When authors create fantasy worlds, they often leave time alone, and the length of days, weeks, and years is similar to how we track time here on earth. I wrote a post for Fantasy Faction about how some well-known authors (Tolkien, Jordan, Martin, Sanderson, and Pratchett) have managed time in their fantasy settings. Time plays a major role in the plot of A Wizard’s Sacrifice, the upcoming sequel to A Wizard’s Forge, so I decided to address the topic here as well.

How we measure time is a combination of intrinsic and extrinsic factors. The length of any given planet’s year will be determined by how long it takes to circle its sun, and the length of its day is determined by the planet’s rotation. Mercury whizzes around our Sun in only 88 Earth days; meanwhile, its day lasts two of its years, or 176 Earth days. Days and years are dictated by gravity, but the length of hours is entirely arbitrary and based on cultural history rather than physics.
As described elsewhere in this blog, The Woern Saga is set on another planet settled by humans several millennia before Vic’s story takes place. It’s very much a Goldilocks planet, similar to Earth in flora and (some) fauna and well-suited to human habitation. A few key differences include the lack of a moon, west to east rotation, and a 40-hour day.
Why a day nearly twice as long as our day? I thought it was cool. Incidentally, the duration of a Knownearthian hour is close to an Earth hour because Knownearth’s original settlers were from Earth and were used to counting time in seconds, minutes, and hours of the same duration as what we know.
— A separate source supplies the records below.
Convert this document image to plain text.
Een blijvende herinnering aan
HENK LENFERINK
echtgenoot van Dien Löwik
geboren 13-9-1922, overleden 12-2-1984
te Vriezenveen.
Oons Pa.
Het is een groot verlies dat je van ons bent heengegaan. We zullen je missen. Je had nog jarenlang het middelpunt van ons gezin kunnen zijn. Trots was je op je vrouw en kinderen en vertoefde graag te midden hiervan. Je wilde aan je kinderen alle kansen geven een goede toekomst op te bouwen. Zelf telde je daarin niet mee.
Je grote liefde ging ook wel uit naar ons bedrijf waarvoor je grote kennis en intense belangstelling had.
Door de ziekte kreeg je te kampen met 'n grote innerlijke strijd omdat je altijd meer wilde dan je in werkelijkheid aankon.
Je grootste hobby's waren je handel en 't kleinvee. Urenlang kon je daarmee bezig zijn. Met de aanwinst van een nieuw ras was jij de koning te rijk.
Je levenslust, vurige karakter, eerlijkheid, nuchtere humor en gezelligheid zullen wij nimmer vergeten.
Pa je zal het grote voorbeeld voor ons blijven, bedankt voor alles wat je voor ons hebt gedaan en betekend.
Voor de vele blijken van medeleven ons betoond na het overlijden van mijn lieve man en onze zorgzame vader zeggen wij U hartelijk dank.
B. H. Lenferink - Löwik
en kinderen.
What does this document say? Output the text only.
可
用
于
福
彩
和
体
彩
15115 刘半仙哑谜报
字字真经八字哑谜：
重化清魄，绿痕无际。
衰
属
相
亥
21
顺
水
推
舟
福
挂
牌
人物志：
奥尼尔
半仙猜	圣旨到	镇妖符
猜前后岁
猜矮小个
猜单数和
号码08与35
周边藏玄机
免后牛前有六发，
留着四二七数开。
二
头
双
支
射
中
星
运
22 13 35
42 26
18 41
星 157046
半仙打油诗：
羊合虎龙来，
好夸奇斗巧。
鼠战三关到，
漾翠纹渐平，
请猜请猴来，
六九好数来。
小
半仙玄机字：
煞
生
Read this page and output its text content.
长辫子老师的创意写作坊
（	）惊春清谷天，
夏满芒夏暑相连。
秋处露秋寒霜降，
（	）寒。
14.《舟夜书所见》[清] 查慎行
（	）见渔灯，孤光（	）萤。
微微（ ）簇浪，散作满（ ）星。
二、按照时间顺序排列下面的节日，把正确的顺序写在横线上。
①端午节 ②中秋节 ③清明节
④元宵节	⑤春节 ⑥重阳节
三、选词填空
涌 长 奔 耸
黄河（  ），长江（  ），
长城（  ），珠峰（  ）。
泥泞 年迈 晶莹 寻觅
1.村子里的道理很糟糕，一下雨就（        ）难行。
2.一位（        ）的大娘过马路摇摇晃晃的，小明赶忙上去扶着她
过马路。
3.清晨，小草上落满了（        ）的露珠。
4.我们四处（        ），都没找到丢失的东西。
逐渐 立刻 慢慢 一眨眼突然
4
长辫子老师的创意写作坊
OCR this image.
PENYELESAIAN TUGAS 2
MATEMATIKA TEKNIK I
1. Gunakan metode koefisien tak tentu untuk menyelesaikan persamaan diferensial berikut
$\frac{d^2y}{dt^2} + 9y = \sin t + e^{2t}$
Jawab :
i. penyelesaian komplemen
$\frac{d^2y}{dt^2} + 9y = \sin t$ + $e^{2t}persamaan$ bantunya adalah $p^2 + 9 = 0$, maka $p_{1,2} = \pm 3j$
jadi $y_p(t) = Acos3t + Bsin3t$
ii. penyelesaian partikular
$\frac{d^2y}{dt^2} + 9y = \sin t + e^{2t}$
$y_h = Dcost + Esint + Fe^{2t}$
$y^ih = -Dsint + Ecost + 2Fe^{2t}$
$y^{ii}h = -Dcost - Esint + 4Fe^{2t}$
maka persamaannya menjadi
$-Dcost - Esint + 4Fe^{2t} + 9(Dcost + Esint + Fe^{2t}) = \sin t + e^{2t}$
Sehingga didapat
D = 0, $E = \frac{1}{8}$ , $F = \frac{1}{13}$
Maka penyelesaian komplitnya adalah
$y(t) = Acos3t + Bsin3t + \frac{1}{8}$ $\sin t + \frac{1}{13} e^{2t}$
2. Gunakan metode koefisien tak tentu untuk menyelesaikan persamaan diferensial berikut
When they arrived on the planet, they found the day length to be slightly longer than 40 Earth hours, so they adjusted their timekeeping devices to elongate a “second” by just enough microseconds that the world’s day-night cycle could be counted out over an even 40 hours. Then people had to wait for their Circadian cycles to adapt to the new diurnal pattern, something that probably took several generations and a whole lot of daytime naps. By Vic’s time, however, humans generally stay awake for roughly 24 hours and sleep for 16.
I thought a 40-hour day was cool, but I also wanted readers to grok the ages of the characters. When the first book opens, Vic is 15 years old, and I wanted readers to understand her as a 15-year-old. So, I made her an intelligent and capable young woman, but one who lacks confidence, experience, and wisdom—in other words, a typical smart teenage girl. But to make fifteen mean the same thing on Knownearth with its 40-hour day as it does here with our 24 hour day, I had to make a year a lot shorter than our year.
It wasn’t until I began writing A Wizard’s Sacrifice, however, that I needed to nail down more specifics about timekeeping in Knownearth. First, two characters are psychically linked and constantly aware of each other’s thoughts, perceptions, and sensations. When Sacrifice opens, this pair is separated geographically. They live thousands of miles from each other, and their different longitudes mean that they’re not on the same schedule for daily activities like work, eating, and sleeping.
More importantly, the plot separates into parallel narratives set at different points in Knownearth’s history, but which include events that occur at the same “moment” in the bigger space-time picture. One of these plotlines involves a pregnancy, which has a relatively constant duration in human physiology. To build the necessary timelines to make all this work (especially the human gestation), I had to determine the number of days, weeks, and months in a Knownearthian year. Here’s how the math works out:
- 1 day = 40 hours (Earth equivalent)
- 1 year = 223 days
- Gestation = ~160 days
Knownearth’s nations lie on a giant isthmus between two massive continents, and all have a temperate climate with four seasons (summer, fall, winter, spring), similar to Earth. The original settlers used a 12-month calendar because that structure was familiar to them, and the math is relatively elegant (eg, you can’t evenly divide four seasons into 10 months).
- 1 year = 4 seasons of 3 months each = 12 months
- 1 week = 5 days
- 1 month = 4 weeks +/- a few days (average: 19 days)
- Gestation = 8.5 months
So when will readers get to see how these details are developed in A Wizard’s Sacrifice? The manuscript is nearing completion. I’m going to keep posting updates, and maybe some teaser chapters, here.